One of the unique features of Jeffrey’s way of treating is his ability to relate to people on a level that normally requires years of intimate knowledge. Patients open up to Jeffrey immediately. He is also able to evaluate their condition without judgement. These are qualities I am still yet to develop within me. As a result, it is not possible for me to work in the same style as Jeffrey does. I do not evaluate the level of disharmony that has entered the person. To me that would be locking the person into a category. Jeffrey is able to determine where a person’s issue is within the model of penetration of the pathogenic factor, using a variety of diagnostic techniques, including pulse diagnosis, and heavily relying on his sense of the person. He then treats the level where he feels the issue is, trying to entice the pathogen out, or the person into confronting or understanding, etc. Jeffrey expects confirmation of his treatment strategy by eliciting new signs and symptoms that will show that the desired level has indeed been engaged (proving the issue has progressed to the desired level). To me most people appear to have all issues at the same time, commonly involving the blood/Ying/cognition, the Wei, social constraints, deep seated constitutional factors, etc. I find that it is not easy for me to see one level/issue as predominating. As a result, it is not possible for me to treat in the same manner that Jeffrey does.

Jeffrey operates largely as a shaman and a teacher. He is not a doctor. He acts as a physician on occasion, but his true calling is as a teacher and shaman. A teacher is one who brings understanding to another person, showing them ways to look at their lives through reflection. A shaman is one who connects us to other realms, to the ancestors (ancestors can mean both blood and spiritual ancestry, as well as roots and causes of our life circumstances). A physician on the other hand is only engaged to remove an obstacle, not necessarily by shedding light on it. Most of us operate on the level of a physician with some aspects of a teacher or even a shaman. Jeffrey operates on the level of a teacher, sometimes shaman, with some aspects of a physician.
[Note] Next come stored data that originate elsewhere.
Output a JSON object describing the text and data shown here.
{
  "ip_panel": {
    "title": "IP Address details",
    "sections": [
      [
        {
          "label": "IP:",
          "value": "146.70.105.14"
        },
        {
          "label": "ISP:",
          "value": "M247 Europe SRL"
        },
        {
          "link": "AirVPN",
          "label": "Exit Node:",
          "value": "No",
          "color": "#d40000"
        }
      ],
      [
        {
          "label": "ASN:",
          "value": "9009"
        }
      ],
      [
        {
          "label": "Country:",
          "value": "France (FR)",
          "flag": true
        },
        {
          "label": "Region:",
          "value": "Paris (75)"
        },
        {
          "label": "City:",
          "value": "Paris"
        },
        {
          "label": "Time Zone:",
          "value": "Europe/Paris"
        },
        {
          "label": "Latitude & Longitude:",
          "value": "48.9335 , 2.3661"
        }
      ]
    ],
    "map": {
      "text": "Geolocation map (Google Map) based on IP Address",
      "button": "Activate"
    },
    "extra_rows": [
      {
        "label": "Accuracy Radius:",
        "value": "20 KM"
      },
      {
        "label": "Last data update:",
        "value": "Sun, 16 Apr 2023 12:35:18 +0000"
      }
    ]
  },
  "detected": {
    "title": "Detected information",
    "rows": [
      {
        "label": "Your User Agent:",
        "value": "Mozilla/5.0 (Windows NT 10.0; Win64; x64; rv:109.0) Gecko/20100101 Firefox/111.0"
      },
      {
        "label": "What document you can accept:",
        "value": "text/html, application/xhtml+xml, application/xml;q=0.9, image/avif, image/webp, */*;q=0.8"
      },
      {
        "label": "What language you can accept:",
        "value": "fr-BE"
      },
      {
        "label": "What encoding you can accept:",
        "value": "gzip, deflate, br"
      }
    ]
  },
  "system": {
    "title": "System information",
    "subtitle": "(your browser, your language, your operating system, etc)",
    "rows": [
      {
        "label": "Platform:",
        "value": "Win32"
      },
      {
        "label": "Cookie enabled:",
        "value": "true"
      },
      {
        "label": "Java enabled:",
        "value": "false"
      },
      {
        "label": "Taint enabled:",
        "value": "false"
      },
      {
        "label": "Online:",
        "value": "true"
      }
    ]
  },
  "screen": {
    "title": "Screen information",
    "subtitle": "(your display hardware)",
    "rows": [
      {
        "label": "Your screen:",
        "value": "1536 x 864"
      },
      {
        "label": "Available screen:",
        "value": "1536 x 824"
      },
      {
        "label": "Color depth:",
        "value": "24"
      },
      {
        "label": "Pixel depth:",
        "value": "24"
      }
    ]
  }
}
True healing to Jeffrey is not the eradication of symptoms, but rather a greater understanding of the self. Jeffrey talks of the role of the practitioner as that of a guide, helping the client redeem the soul, so that our spiritual life can shine brilliantly, transcend the physical obstacles, and we can learn the lessons presented to us within this life span/incarnation.

My own understanding of pathology is tightly correlated to the idea that any injury (be it physical, emotional, inherited, etc.) that the body sustained in the past can be an event/place that will tie up the body’s energies, preventing it from fully handling future events. Thus, if I can find the original event that is locking the body’s healing energies, and treat it appropriately, all other issues tend to be resolved, much like a domino effect. For the most part, technically speaking, I follow the techniques of Kiiko Matsumoto, diagnosing by palpation and determining the efficacy of any point I use by its effect on the palpatory findings as well as on the actual complaint-symptoms.

Unlike Jeffrey, the majority of my clients come not for psycho-spiritual issues, but for very physical ones. Many of them do not invite me into their spiritual journeys and may even resent interference from an acupuncturist in an area they deem belonging to psychologists or spiritual teachers. (Jeffrey, being a Daoist priest, is, of course, often expected to “resolve” all issues on a spiritual level.)

In spite of these differences, the knowledge transmitted to me by Jeffrey is invaluable in my practice. We all fall back to the “tricks” we are familiar with. In my case it is the more mechanical style utilised by Kiiko Matsumoto. However, when our old tricks and ways of resolving problems fails us, this is where Jeffrey can extend us beyond the mechanics, beyond the tricks, and allow us to come up with new possibilities and treatment ideas.